2. Atribuir incentivos e melhores condições de funcionamento às farmácias mais frágeis, evitando o seu encerramento;

3. Proibir a concentração de farmácias e a sua instalação dentro dos hospitais;

4. Combater as falhas de medicamentos, garantindo aos doentes o acesso na farmácia a todos os medicamentos receitados pelos médicos;

5. Promover o uso racional dos medicamentos, proibindo qualquer prática que incentive o seu consumo, como os descontos nos medicamentos com preço fixado pelo Estado;

6. Fixar um critério de remuneração igual para todos os agentes do sector do medicamento, que permita uma remuneração justa e adequada do serviço farmacêutico, sem pôr em causa o processo de consolidação das contas públicas;

7. Aproximar os medicamentos das pessoas, promovendo a dispensa na farmácia de medicamentos oncológicos e para o VIH-sida, a vacinação contra a gripe e outras intervenções em saúde pública, com particular atenção aos doentes crónicos.

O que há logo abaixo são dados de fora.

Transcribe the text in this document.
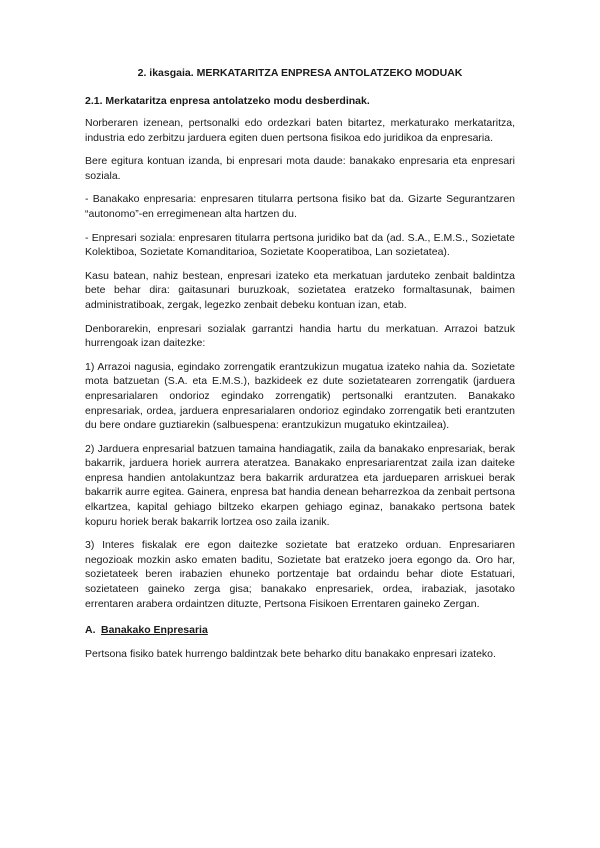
2. ikasgaia. MERKATARITZA ENPRESA ANTOLATZEKO MODUAK
2.1. Merkataritza enpresa antolatzeko modu desberdinak.

Norberaren izenean, pertsonalki edo ordezkari baten bitartez, merkaturako merkataritza, industria edo zerbitzu jarduera egiten duen pertsona fisikoa edo juridikoa da enpresaria.

Bere egitura kontuan izanda, bi enpresari mota daude: banakako enpresaria eta enpresari soziala.

- Banakako enpresaria: enpresaren titularra pertsona fisiko bat da. Gizarte Segurantzaren “autonomo”-en erregimenean alta hartzen du.

- Enpresari soziala: enpresaren titularra pertsona juridiko bat da (ad. S.A., E.M.S., Sozietate Kolektiboa, Sozietate Komanditarioa, Sozietate Kooperatiboa, Lan sozietatea).

Kasu batean, nahiz bestean, enpresari izateko eta merkatuan jarduteko zenbait baldintza bete behar dira: gaitasunari buruzkoak, sozietatea eratzeko formaltasunak, baimen administratiboak, zergak, legezko zenbait debeku kontuan izan, etab.

Denborarekin, enpresari sozialak garrantzi handia hartu du merkatuan. Arrazoi batzuk hurrengoak izan daitezke:

1) Arrazoi nagusia, egindako zorrengatik erantzukizun mugatua izateko nahia da. Sozietate mota batzuetan (S.A. eta E.M.S.), bazkideek ez dute sozietatearen zorrengatik (jarduera enpresarialaren ondorioz egindako zorrengatik) pertsonalki erantzuten. Banakako enpresariak, ordea, jarduera enpresarialaren ondorioz egindako zorrengatik beti erantzuten du bere ondare guztiarekin (salbuespena: erantzukizun mugatuko ekintzailea).

2) Jarduera enpresarial batzuen tamaina handiagatik, zaila da banakako enpresariak, berak bakarrik, jarduera horiek aurrera ateratzea. Banakako enpresariarentzat zaila izan daiteke enpresa handien antolakuntzaz bera bakarrik arduratzea eta jarduераren arriskuei berak bakarrik aurre egitea. Gainera, enpresa bat handia denean beharrezkoa da zenbait pertsona elkartzea, kapital gehiago biltzeko ekarpen gehiago eginaz, banakako pertsona batek kopuru horiek berak bakarrik lortzea oso zaila izanik.

3) Interes fiskalak ere egon daitezke sozietate bat eratzeko orduan. Enpresariaren negozioak mozkin asko ematen baditu, Sozietate bat eratzeko joera egongo da. Oro har, sozietateek beren irabazien ehuneko portzentaje bat ordaindu behar diote Estatuari, sozietateen gaineko zerga gisa; banakako enpresariek, ordea, irabaziak, jasotako errentaren arabera ordaintzen dituzte, Pertsona Fisikoen Errentaren gaineko Zergan.

A. Banakako Enpresaria

Pertsona fisiko batek hurrengo baldintzak bete beharko ditu banakako enpresari izateko.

Na petição é referido também que “as farmácias garantem a existência, em todo o país, de uma rede de profissionais de saúde qualificados” e que “ainda há uma farmácia próxima de cada português, mesmo nas terras onde fechou a extensão do centro de saúde, a escola, o tribunal e outros serviços públicos”. Uma realidade que “está em risco”.

Negócio inviável

Recentemente, o estudo “Sustentabilidade da Dispensa de Medicamentos nem Portugal - 2015, 2016 e Projeções 2017” vaticinou que o negócio “não é economicamente viável”.

"Em todos os anos em análise, o resultado líquido da farmácia média apurado para o segmento de medicamentos comparticipados teve resultados negativos, confirmando que o modelo económico atual para a dispensa de medicamentos sujeitos a receita médica e não sujeitos a receita médica comparticipados não é economicamente viável", lê-se nas conclusões do relatório elaborado, em coautoria, por Avelino Azevedo Antão, da Universidade de Aveiro, e Carlos Manuel Grenha, da sociedade de revisores oficiais de contas Oliveira, Reis & Associados.

Ou seja, as farmácias perdem dinheiro de cada vez que vendem fármacos sujeitos a receita médica.

Feito a pedido da ANF, o estudo mostra que o sector está longe de recuperar depois de perdas consecutivas desde que sofreu a primeira estocada do poder político, pela mão do primeiro Governo de José Sócrates, que avançou com a liberalização da venda de medicamentos não sujeitos a receita médica e da propriedade da farmácia. Estávamos em 2005 e os números da atividade das farmácias iniciaram um percurso descendente.

De 2010 a 2016, os gastos públicos com medicamentos encolheram 15%, "resultado alcançado devido ao decréscimo acentuado da despesa com medicamentos nas farmácias comunitárias que reduziu 27%, ao contrário da despesa hospitalar que cresceu 6%", mencionam os autores, citando um estudo de Augusto Simões sobre o sistema de saúde português no rescaldo da austeridade. Entre 2010 e 2016, o negócio das farmácias e dos grossistas encolheu 286,2 milhões de euros, muito além dos 50 milhões de euros de poupança inscrita no programa de assistência financeira.